The USDA’s lease at the terminal lasts until August 2023, he said.

“It was a good run,” Praski said about the market terminal. “People made a tremendous living being in this business in that time frame, and we’re all blessed and very lucky to have an opportunity in that market and service the public the way we did.”

Before Praski’s more than a dozen years with the USDA, he was a produce manager and new-store merchandiser of Almacs Supermarkets in Rhode Island for 25 years.

Terminal business was fading over the past several years as retail chains built their own warehouses and hired their own buyers to deal directly with distributors, growers and shippers. In reaction, terminal markets such as the Boston market shifted toward more foodservice business, Praski said.

“But with this COVID the last year now, the terminals, to survive, have had to move back to retail. Sometimes it works. Sometimes it doesn’t,” Praski said. “It is a power struggle, and it will be a power struggle for a while, and the strong businesses will survive, and those that don’t have the young kids coming in won’t.”

The past five years have seen a lot of consolidation, and then the pandemic hit this restaurant-foodie haven region of New England, Piazza said.

But Massachusetts has reopened its restaurants for indoor dining, so it looks like the region’s economy is reawakening.
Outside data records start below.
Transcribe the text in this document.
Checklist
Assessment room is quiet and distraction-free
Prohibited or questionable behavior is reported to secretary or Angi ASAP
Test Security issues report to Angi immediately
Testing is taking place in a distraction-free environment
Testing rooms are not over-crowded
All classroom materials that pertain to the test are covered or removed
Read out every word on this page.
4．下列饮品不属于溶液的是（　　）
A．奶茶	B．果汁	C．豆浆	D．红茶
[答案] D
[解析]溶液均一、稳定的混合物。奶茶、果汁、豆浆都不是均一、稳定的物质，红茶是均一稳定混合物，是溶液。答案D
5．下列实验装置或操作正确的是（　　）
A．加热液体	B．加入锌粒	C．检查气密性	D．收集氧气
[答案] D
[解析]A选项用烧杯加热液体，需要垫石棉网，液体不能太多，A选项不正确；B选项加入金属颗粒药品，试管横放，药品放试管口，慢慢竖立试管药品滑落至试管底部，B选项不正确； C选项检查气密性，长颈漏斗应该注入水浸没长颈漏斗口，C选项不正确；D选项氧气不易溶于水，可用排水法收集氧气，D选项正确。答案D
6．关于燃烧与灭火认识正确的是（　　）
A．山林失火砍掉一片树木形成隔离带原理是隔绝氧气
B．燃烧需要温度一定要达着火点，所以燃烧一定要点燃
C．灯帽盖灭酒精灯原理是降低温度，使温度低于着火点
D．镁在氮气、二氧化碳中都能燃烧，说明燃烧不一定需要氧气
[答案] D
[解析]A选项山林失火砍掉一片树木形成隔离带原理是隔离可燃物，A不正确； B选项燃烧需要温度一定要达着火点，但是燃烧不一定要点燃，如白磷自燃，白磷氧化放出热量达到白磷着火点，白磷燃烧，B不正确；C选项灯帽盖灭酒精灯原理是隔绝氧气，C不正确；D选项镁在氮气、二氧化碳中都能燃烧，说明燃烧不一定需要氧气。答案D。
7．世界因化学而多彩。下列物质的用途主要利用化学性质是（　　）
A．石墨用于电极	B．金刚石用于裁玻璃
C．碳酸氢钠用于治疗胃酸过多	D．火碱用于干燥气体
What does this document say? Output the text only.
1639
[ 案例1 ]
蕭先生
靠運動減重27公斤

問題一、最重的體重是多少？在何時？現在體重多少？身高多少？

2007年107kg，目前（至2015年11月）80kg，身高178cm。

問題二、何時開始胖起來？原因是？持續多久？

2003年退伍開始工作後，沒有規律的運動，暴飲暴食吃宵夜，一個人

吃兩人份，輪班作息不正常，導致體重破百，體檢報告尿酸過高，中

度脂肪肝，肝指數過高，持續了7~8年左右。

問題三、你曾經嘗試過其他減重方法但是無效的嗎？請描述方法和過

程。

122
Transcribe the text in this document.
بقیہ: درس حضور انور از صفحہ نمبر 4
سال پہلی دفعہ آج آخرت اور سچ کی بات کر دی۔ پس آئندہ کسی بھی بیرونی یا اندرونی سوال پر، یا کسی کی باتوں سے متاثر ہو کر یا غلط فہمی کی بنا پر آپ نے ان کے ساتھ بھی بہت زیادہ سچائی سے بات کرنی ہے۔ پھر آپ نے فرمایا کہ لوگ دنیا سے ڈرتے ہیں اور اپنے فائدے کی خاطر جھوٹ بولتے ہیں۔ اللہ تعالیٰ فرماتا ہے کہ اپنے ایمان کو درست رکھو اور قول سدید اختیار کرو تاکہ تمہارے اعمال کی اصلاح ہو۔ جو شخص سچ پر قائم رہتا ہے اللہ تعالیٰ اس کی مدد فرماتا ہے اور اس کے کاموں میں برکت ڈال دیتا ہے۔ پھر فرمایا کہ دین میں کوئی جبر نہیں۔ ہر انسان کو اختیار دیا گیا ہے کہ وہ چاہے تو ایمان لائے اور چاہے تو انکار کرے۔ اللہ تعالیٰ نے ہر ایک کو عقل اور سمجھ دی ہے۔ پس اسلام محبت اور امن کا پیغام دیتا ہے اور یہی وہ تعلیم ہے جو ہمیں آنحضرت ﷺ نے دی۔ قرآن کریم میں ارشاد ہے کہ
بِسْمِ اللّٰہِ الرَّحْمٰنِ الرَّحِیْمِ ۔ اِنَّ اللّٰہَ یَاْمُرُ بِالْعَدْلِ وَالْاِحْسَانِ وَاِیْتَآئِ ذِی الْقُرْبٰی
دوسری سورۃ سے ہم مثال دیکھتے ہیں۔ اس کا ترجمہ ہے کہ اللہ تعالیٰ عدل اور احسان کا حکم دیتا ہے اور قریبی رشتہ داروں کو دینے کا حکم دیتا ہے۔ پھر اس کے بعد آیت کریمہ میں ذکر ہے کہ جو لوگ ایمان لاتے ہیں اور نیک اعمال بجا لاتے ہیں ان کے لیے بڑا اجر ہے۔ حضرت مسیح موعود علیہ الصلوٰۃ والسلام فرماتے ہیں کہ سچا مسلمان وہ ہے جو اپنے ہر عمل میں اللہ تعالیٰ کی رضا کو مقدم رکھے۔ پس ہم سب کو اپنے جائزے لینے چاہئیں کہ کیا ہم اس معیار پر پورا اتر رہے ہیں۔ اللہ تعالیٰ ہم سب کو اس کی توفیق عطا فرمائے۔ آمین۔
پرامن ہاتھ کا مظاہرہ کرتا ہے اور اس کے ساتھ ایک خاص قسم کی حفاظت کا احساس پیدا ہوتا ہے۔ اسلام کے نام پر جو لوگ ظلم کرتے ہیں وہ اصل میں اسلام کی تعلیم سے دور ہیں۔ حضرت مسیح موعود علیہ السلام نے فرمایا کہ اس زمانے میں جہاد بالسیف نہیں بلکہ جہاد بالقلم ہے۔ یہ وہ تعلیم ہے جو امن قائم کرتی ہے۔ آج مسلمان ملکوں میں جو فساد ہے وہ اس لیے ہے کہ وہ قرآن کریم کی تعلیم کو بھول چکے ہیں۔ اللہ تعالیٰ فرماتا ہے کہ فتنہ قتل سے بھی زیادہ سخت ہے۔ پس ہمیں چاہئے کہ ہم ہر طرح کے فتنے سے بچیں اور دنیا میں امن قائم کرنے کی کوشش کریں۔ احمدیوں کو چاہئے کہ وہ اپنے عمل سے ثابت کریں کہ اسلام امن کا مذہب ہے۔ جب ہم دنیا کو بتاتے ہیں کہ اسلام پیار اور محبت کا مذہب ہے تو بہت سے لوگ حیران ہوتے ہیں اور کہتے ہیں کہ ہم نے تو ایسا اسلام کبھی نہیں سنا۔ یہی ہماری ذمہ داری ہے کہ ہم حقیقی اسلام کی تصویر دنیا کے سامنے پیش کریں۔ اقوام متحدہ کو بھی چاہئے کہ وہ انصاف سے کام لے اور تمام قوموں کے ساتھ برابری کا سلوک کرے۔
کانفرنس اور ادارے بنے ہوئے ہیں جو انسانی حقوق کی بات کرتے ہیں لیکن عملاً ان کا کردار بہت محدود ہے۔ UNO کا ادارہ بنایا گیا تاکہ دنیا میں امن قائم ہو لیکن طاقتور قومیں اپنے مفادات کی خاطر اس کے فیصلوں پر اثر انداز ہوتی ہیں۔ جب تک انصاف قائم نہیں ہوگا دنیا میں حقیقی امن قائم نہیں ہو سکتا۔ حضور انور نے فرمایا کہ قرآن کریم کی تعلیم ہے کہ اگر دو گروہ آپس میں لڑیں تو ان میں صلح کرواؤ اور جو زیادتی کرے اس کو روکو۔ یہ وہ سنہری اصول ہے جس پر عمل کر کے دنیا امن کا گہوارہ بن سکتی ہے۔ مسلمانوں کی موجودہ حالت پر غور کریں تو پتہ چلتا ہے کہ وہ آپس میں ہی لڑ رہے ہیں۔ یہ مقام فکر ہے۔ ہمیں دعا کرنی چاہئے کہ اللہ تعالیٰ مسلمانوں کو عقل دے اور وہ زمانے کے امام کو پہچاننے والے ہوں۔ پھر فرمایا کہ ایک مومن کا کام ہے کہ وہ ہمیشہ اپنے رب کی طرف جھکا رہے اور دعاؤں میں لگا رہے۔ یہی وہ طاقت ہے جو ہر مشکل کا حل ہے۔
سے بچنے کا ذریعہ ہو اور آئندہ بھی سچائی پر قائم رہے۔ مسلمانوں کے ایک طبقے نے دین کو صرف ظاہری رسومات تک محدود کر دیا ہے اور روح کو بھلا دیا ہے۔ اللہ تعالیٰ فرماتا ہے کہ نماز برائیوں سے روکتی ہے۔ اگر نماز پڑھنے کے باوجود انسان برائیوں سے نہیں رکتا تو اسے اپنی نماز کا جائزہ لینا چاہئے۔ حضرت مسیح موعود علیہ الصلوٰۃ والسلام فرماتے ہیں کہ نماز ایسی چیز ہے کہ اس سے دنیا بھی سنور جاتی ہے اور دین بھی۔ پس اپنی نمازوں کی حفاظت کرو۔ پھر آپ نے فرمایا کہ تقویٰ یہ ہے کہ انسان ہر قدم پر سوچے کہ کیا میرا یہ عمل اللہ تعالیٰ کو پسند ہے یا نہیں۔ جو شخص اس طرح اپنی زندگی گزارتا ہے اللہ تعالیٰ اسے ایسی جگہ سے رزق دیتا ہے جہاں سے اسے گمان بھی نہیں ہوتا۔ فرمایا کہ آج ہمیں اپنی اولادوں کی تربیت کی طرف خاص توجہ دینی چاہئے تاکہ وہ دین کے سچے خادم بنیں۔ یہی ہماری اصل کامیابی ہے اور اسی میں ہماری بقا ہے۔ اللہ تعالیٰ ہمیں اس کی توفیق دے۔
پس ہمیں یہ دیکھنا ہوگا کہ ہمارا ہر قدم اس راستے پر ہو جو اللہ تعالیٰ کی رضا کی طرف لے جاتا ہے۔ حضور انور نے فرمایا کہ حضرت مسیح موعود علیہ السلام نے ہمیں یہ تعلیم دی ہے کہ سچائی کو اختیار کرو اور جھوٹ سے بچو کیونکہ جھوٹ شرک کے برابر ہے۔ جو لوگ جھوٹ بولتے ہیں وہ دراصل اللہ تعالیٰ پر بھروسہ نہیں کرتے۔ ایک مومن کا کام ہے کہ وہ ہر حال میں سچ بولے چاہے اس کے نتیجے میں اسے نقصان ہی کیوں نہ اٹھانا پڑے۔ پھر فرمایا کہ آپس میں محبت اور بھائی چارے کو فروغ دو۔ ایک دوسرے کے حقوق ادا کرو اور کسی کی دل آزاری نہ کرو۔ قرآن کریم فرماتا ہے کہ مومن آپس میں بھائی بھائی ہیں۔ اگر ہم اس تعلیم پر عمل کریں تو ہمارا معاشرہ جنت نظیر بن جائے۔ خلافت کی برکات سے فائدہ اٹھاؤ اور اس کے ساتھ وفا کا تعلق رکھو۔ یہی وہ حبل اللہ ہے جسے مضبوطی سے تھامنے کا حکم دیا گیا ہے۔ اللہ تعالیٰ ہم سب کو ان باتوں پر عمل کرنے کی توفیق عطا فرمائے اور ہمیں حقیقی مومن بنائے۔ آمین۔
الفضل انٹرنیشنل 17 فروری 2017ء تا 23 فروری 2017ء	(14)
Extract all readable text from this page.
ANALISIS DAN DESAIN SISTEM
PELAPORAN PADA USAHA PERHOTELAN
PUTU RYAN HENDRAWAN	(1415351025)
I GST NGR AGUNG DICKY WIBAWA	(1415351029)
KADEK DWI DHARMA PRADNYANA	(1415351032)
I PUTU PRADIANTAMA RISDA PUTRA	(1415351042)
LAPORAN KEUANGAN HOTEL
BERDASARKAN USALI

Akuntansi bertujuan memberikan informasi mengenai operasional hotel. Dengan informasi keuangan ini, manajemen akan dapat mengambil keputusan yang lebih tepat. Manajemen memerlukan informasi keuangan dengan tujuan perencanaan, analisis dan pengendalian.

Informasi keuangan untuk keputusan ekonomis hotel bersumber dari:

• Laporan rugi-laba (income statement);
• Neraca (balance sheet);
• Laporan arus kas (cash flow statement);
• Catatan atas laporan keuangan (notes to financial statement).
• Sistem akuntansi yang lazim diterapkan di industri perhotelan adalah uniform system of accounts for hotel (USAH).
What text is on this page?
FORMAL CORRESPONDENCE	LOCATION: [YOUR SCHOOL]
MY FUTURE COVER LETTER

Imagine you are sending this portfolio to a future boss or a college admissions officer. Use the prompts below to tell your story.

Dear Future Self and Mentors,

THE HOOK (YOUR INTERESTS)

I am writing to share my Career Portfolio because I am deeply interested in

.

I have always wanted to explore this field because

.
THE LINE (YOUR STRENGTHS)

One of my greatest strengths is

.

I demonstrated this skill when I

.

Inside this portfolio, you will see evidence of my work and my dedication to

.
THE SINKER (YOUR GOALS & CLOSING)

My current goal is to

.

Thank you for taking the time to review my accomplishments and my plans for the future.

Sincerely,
Piazza’s niece started working for the family business, and they’re updating the new 12,000-square-foot facility’s warehouses, coolers, platforms and offices to modern food safety standards.

“We’ve changed our business, selling tactics and product mix and are back to 75-80% of business; it’s definitely gradually improving,” Piazza said. “We’re hoping the pandemic shrinks and the business grows, and that we’re here for another generation.”